A prognosis is an educated prediction about the likely outcome of a disease or condition. It is based on your history, diagnosis, treatment response, and other factors.

It can be a useful tool for healthcare providers to help patients make decisions about their care. However, prognosis information is often kept confidential.


Diagnosis comes from Greek meaning “to distinguish or discern.” It refers to a medical professional’s determination of what type of disease, disorder, or condition is affecting you. This can include physical examinations, diagnostic testing, and research done on your situation (such as a family history).

Prognosis, on the other hand, is a prediction of how something is likely to turn out. It’s based on what’s known about the disease, your specific circumstances, and what’s available to help you.

Case 1: A doctor gives you a diagnosis of appendicitis, after you’ve had an exam and X-rays. Then they tell you that your condition is likely to require an appendectomy, and that if you have the surgery, you’ll probably recover fully.

The word prognosis is often used interchangeably with diagnosis, but the distinction is important in medicine. A good prognosis should tell you the likely outcome of a treatment or procedure, and it may even predict how long you’ll be sick.


Prognosis is the prediction of the expected outcomes of treatment. It is not a fixed thing and can change over time, depending on factors like the stage of the disease when you have it or if your cancer responds well to therapy.

Prognoses are often based on statistics from studies looking at people who have the same disease as you. These statistics are often dated and don’t take into account individual differences.

Fortunately, there are many tools that help us interpret and use the prognostic information we get from these studies. These include life-table methods, prognostic indices and models.

A team of researchers at UCSF has created an online tool called ePrognosis that provides easy access to 16 community based mortality indices. These indices are rated based on their ability to predict mortality risk.


Prognosis is the art of predicting the outcome of a medical procedure or event. The science is a complex endeavor involving many facets including data collection, statistical analysis, and decision-making. A good prognostic model must account for a variety of factors, such as patient age, clinical stage, and risk factors, in order to achieve the desired level of accuracy.

Identifying the best prognostic model for your specific case requires the study of the literature, as well as in-depth conversations with your peers. Once a prognostic model has been selected, it’s time to put the model to the test. There are many tests and experiments to consider, but the most effective tests involve multiple measures such as a comparison with an alternative model, a randomized control trial (RCT), and a pilot trial to test the performance of each model over time. The results are then compared to determine which model is most suitable for your patient. Eventually, you will be left with an unbiased and objective evaluation of the best model for your patient.

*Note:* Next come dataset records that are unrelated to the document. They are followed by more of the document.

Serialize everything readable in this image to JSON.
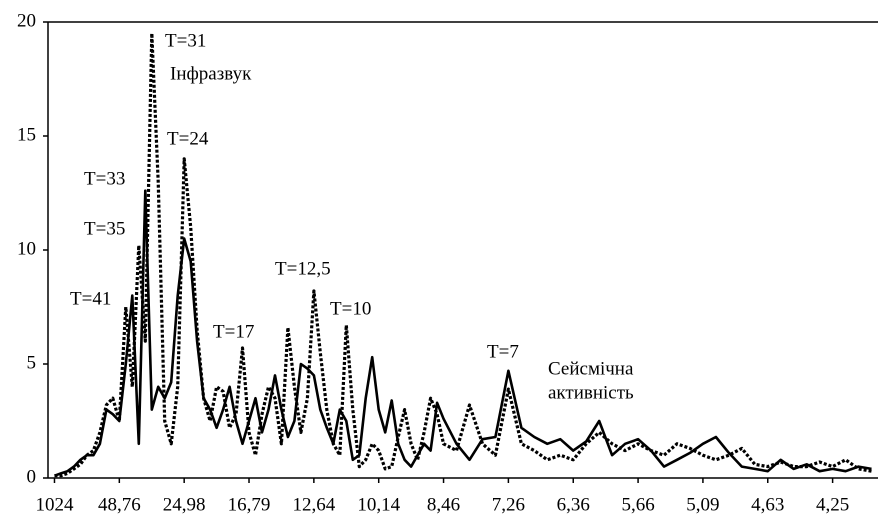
{
  "chart_data": {
    "type": "line",
    "x": [
      0,
      1,
      2,
      3,
      4,
      5,
      6,
      7,
      8,
      9,
      10,
      11,
      12,
      13,
      14,
      15,
      16,
      17,
      18,
      19,
      20,
      21,
      22,
      23,
      24,
      25,
      26,
      27,
      28,
      29,
      30,
      31,
      32,
      33,
      34,
      35,
      36,
      37,
      38,
      39,
      40,
      41,
      42,
      43,
      44,
      45,
      46,
      47,
      48,
      49,
      50,
      51,
      52,
      53,
      54,
      55,
      56,
      57,
      58,
      59,
      60,
      62,
      64,
      66,
      68,
      70,
      72,
      74,
      76,
      78,
      80,
      82,
      84,
      86,
      88,
      90,
      92,
      94,
      96,
      98,
      100,
      102,
      104,
      106,
      108,
      110,
      112,
      114,
      116,
      118,
      120,
      122,
      124,
      126
    ],
    "series": [
      {
        "color": "#000000",
        "style": "dotted",
        "values": [
          0.1,
          0.1,
          0.2,
          0.4,
          0.6,
          1.0,
          1.2,
          2.0,
          3.2,
          3.5,
          2.5,
          7.5,
          4.0,
          10.2,
          6.0,
          19.5,
          13.0,
          2.5,
          1.5,
          4.0,
          14.0,
          11.0,
          6.5,
          3.5,
          2.5,
          4.0,
          3.8,
          2.2,
          2.8,
          5.7,
          2.0,
          1.0,
          2.8,
          4.0,
          3.5,
          1.5,
          6.6,
          4.0,
          2.0,
          3.5,
          8.2,
          5.5,
          3.0,
          1.5,
          1.0,
          6.7,
          3.0,
          0.5,
          0.8,
          1.5,
          1.2,
          0.4,
          0.5,
          1.8,
          3.0,
          1.5,
          0.8,
          2.0,
          3.5,
          2.8,
          1.5,
          1.2,
          3.2,
          1.5,
          1.0,
          3.9,
          1.5,
          1.2,
          0.8,
          1.0,
          0.8,
          1.5,
          2.0,
          1.5,
          1.2,
          1.5,
          1.2,
          1.0,
          1.5,
          1.3,
          1.0,
          0.8,
          1.0,
          1.3,
          0.6,
          0.5,
          0.7,
          0.5,
          0.5,
          0.7,
          0.5,
          0.8,
          0.4,
          0.3
        ]
      },
      {
        "color": "#000000",
        "style": "solid",
        "values": [
          0.1,
          0.2,
          0.3,
          0.5,
          0.8,
          1.0,
          1.0,
          1.5,
          3.0,
          2.8,
          2.5,
          5.0,
          8.0,
          1.5,
          12.6,
          3.0,
          4.0,
          3.5,
          4.2,
          8.0,
          10.5,
          9.5,
          6.0,
          3.5,
          3.0,
          2.2,
          3.0,
          4.0,
          2.5,
          1.5,
          2.5,
          3.5,
          2.0,
          3.0,
          4.5,
          3.0,
          1.8,
          2.5,
          5.0,
          4.8,
          4.5,
          3.0,
          2.2,
          1.5,
          3.0,
          2.5,
          0.8,
          1.0,
          3.5,
          5.3,
          3.0,
          2.0,
          3.4,
          1.5,
          0.8,
          0.5,
          1.0,
          1.5,
          1.2,
          3.3,
          2.6,
          1.5,
          0.8,
          1.7,
          1.8,
          4.7,
          2.2,
          1.8,
          1.5,
          1.7,
          1.2,
          1.6,
          2.5,
          1.0,
          1.5,
          1.7,
          1.2,
          0.5,
          0.8,
          1.1,
          1.5,
          1.8,
          1.1,
          0.5,
          0.4,
          0.3,
          0.8,
          0.4,
          0.6,
          0.3,
          0.4,
          0.3,
          0.5,
          0.4
        ]
      }
    ],
    "xlim": [
      -1,
      127
    ],
    "xticks": [
      {
        "value": 0,
        "label": "1024"
      },
      {
        "value": 10,
        "label": "48,76"
      },
      {
        "value": 20,
        "label": "24,98"
      },
      {
        "value": 30,
        "label": "16,79"
      },
      {
        "value": 40,
        "label": "12,64"
      },
      {
        "value": 50,
        "label": "10,14"
      },
      {
        "value": 60,
        "label": "8,46"
      },
      {
        "value": 70,
        "label": "7,26"
      },
      {
        "value": 80,
        "label": "6,36"
      },
      {
        "value": 90,
        "label": "5,66"
      },
      {
        "value": 100,
        "label": "5,09"
      },
      {
        "value": 110,
        "label": "4,63"
      },
      {
        "value": 120,
        "label": "4,25"
      }
    ],
    "ylim": [
      0,
      20
    ],
    "yticks": [
      0,
      5,
      10,
      15,
      20
    ],
    "annotations": [
      "T=31",
      "Інфразвук",
      "T=24",
      "T=33",
      "T=35",
      "T=41",
      "T=17",
      "T=12,5",
      "T=10",
      "T=7",
      "Сейсмічна",
      "активність"
    ]
  }
}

Eprognosis is a crucial part of cancer care. It helps clinicians understand how much time patients have left before death and enables them to make treatment decisions. However, prognostic error is widespread and only about 20% of estimates are accurate [1,2].

The accuracy of clinical survival predictions can be influenced by the type of disease, the method used to make the prediction, the experience of the professional making it, and the length of time that has passed since the patient was diagnosed. For example, prognosis of 3 days is usually judged to be inaccurate if the patient dies within 48 hours of being admitted to hospital.

Accuracy of survival estimates was related in univariate analysis to diagnosis (chi-squared for trend, 2 = 23.3, p 0.0001) and palliative care team (chi-squared for trend, 5.0, df 4, p 0.001). In multivariate analysis accuracy was also significantly associated with the minimum estimate and maximum estimate.